Prima di arrivare a Panmunjeon, mentre visiterete Imjingak, Dora Station o il Terzo Tunnel, respirerete realtà opposte. Da una parte un’atmosfera decadente e nostalgica con il cosiddetto The Bridge of Freedom (ponte della libertà) calpestato nel 1953 da oltre 12 mila prigionieri che passandoci sopra fecero rientro a casa dopo la Guerra di Koera (fu definito anche ponte dei ricongiungimenti). Oggi la gente ci arriva, fa la foto e appende su un albero un fiocco giallo per dire – noi non dimentichiamo-. Stesso luogo, atmosfera da guerra fredda. Al fine di proteggersi, nell’area di demarcazione tra questi due Stati il controllo militare è serrato. Sarete circondati da giganteschi rotoloni di filo spinato, torrette di avvistamento e soldati armati fino ai denti. Non solo, ma per accedere dovrete presentare il vostro passaporto. A quel punto un filo di ansia sarà lecita.

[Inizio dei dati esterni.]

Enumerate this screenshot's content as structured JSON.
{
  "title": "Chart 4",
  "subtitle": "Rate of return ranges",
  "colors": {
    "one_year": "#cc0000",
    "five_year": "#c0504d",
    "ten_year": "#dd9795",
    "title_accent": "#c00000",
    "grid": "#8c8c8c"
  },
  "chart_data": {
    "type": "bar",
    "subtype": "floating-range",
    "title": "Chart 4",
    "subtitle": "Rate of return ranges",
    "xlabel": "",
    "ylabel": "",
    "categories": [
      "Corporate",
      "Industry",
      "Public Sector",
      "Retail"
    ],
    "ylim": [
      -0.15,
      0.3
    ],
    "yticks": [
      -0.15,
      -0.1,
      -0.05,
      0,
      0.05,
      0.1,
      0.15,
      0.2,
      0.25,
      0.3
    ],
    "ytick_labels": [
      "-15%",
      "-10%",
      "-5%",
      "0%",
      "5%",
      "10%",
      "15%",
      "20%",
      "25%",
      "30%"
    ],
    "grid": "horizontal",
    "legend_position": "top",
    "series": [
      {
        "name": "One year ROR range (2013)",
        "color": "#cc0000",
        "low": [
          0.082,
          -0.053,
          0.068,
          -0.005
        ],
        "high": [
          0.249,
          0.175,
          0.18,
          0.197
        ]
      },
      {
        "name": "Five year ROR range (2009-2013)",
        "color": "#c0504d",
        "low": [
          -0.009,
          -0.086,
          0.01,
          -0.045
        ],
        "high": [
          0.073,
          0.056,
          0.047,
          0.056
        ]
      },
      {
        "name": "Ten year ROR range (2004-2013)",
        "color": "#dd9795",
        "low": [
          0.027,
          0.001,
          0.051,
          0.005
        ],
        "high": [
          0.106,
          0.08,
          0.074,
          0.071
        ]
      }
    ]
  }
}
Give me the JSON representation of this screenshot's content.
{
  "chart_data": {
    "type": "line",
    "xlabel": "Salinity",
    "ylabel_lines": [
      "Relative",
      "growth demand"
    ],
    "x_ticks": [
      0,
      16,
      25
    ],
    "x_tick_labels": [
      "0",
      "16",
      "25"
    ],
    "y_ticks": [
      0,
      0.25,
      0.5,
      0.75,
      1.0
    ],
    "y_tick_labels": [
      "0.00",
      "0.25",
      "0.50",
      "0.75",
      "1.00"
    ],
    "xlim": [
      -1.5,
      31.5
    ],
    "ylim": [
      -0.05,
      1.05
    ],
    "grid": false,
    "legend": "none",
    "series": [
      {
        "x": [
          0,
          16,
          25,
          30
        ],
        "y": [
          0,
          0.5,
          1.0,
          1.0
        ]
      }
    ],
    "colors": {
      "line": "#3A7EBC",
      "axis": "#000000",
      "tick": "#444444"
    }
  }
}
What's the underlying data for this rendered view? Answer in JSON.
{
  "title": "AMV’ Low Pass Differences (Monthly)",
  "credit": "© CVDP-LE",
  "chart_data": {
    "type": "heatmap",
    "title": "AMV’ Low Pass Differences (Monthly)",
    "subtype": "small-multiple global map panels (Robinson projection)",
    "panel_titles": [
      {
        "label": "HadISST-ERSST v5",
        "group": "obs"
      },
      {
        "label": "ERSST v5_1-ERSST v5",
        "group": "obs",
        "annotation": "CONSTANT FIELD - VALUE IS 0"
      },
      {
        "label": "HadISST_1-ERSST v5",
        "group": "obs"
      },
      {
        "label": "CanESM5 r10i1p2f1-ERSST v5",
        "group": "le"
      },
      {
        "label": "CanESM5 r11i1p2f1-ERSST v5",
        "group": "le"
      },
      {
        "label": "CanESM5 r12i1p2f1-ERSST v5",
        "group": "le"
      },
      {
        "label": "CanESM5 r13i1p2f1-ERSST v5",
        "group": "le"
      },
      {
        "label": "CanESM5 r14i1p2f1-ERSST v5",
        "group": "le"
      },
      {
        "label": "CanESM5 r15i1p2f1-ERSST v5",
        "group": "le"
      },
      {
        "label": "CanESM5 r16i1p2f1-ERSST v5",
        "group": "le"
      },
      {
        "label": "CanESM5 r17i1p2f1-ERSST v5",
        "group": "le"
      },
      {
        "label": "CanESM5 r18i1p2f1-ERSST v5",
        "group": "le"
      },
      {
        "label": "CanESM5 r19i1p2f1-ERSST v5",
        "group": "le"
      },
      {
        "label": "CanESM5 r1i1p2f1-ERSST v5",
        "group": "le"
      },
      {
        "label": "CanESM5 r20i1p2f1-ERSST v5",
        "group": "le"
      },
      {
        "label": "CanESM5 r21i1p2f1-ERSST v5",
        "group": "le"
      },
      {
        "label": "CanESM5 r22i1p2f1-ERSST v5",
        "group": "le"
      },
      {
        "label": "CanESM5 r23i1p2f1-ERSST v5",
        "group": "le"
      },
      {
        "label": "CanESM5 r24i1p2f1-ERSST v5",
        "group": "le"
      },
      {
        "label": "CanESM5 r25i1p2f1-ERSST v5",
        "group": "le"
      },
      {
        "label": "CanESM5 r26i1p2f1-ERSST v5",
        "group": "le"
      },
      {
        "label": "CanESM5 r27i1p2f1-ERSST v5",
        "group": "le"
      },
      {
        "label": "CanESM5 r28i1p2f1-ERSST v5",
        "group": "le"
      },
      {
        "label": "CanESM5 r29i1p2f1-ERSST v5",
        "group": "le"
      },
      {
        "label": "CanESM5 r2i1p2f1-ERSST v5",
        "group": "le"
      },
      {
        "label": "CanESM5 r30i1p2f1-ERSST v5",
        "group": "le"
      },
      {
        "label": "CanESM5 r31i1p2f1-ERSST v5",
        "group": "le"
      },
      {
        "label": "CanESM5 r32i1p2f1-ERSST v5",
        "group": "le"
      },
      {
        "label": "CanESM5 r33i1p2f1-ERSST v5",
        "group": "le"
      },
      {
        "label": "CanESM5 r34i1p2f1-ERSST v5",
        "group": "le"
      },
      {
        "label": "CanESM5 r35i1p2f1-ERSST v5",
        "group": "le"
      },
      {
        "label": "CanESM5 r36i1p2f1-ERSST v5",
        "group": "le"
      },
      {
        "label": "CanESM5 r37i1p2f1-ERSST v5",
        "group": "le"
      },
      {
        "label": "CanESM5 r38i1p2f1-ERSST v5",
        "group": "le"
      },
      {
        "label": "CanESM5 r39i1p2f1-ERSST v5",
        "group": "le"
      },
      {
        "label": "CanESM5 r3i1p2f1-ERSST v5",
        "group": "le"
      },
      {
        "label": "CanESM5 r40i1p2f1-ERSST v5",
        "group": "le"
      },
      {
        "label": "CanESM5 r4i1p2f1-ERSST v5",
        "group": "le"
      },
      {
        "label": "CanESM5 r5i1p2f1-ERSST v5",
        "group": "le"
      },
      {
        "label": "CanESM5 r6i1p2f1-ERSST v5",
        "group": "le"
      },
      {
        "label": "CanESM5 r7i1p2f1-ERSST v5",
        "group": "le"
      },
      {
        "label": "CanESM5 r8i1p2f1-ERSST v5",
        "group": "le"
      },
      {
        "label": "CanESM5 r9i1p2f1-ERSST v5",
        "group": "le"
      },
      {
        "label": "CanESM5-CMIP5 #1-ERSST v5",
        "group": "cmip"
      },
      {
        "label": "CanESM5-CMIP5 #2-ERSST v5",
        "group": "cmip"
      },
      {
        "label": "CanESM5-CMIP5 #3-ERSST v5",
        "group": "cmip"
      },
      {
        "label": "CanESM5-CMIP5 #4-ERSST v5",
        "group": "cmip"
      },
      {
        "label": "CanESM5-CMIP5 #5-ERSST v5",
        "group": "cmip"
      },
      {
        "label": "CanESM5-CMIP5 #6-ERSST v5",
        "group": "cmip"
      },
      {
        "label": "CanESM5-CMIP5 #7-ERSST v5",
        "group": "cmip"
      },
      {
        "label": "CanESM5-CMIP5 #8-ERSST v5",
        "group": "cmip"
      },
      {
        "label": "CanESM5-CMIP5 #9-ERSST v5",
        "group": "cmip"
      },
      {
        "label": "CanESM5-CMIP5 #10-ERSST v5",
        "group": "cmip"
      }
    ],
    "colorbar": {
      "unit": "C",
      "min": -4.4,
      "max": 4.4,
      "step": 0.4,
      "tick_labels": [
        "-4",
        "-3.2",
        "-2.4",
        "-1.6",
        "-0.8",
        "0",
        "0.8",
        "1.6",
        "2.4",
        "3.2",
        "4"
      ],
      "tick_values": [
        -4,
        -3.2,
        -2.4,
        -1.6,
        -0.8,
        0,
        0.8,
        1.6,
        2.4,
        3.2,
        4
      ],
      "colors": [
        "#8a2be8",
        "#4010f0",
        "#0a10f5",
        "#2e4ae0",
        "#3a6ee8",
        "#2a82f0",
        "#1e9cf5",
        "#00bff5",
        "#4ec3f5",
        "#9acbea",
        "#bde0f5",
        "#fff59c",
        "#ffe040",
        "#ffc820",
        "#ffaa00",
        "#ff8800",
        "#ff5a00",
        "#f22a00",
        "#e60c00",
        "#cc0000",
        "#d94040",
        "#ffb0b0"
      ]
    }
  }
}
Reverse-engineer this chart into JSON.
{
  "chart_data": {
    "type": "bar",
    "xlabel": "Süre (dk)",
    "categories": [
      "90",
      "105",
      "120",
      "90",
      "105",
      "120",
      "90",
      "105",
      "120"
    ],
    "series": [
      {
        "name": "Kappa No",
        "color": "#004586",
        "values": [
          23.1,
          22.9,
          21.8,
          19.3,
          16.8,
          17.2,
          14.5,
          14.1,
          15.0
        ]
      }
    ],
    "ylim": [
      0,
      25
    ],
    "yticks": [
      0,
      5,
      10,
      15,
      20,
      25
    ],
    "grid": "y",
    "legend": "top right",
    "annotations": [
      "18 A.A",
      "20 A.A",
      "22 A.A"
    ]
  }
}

Il Governo pare non preoccuparsi di questo stato di cose, però continua ad armarsi. Un recente piano stabilisce che i soldati entro il 2016 saranno dotati di attrezzatura ad alta tecnologia, elmetto a prova di proiettile, uniformi a prova di raggi infrarossi e stivaletti rinforzati antimine. E, con la sua forte spinta progressista, un consumismo sfrenato, una generazione femminile in preda al look, divorzi al 10% entro il primo anno di matrimonio, aborti facili se il secondo figlio non è un maschio, l’amministrazione non si cura nemmeno troppo dell’universo contadino, l’unico ancora in contatto con la sacralità della natura, preferendo galoppare dritta verso i record. L’ultimo è quello di avere sviluppato un sistema di trasferimento wireless ultraveloce, in grado di inviare tre gigabite di dati al secondo.
Soltanto nel cuore dei palazzi legati alle varie dinastie regnanti del passato, unioni di arti, scienze e religioni, dal buddismo al confucianesimo, riuscirete a respirare un clima non turbinante. Se non volete fare chilometri stanando quelli sparsi sulle montagne, Gyeongbokgung, farà al caso vostro. Nascosto tra i grattacieli di Seul, ogni giorno regala una cerimonia dove ammirare gli splendidi abiti dei potenti del passato.
Mentre sarete a Seul comunque non potrete non avere un pensiero: quanto di questo Paese sia già in Italia. Nelle nostre strade con gli immigrati e le automobili Hyundai, nelle nostre case con i computer e i televisori Samsung, nelle nostre erboristerie con il ginseng, nelle nostre palestre con il taekwondo (addirittura tre gli atleti italiani che andranno alle Olimpiadi di Pechino 2008), nei Teatri come La Scala dove Chung Myung-whun direttore d’orchestra coreano ha diretto concerti e avuto applausi a scena aperta.
La Korea del Sud continua ad anticiparci ogni giorno un pezzo del suo futuro.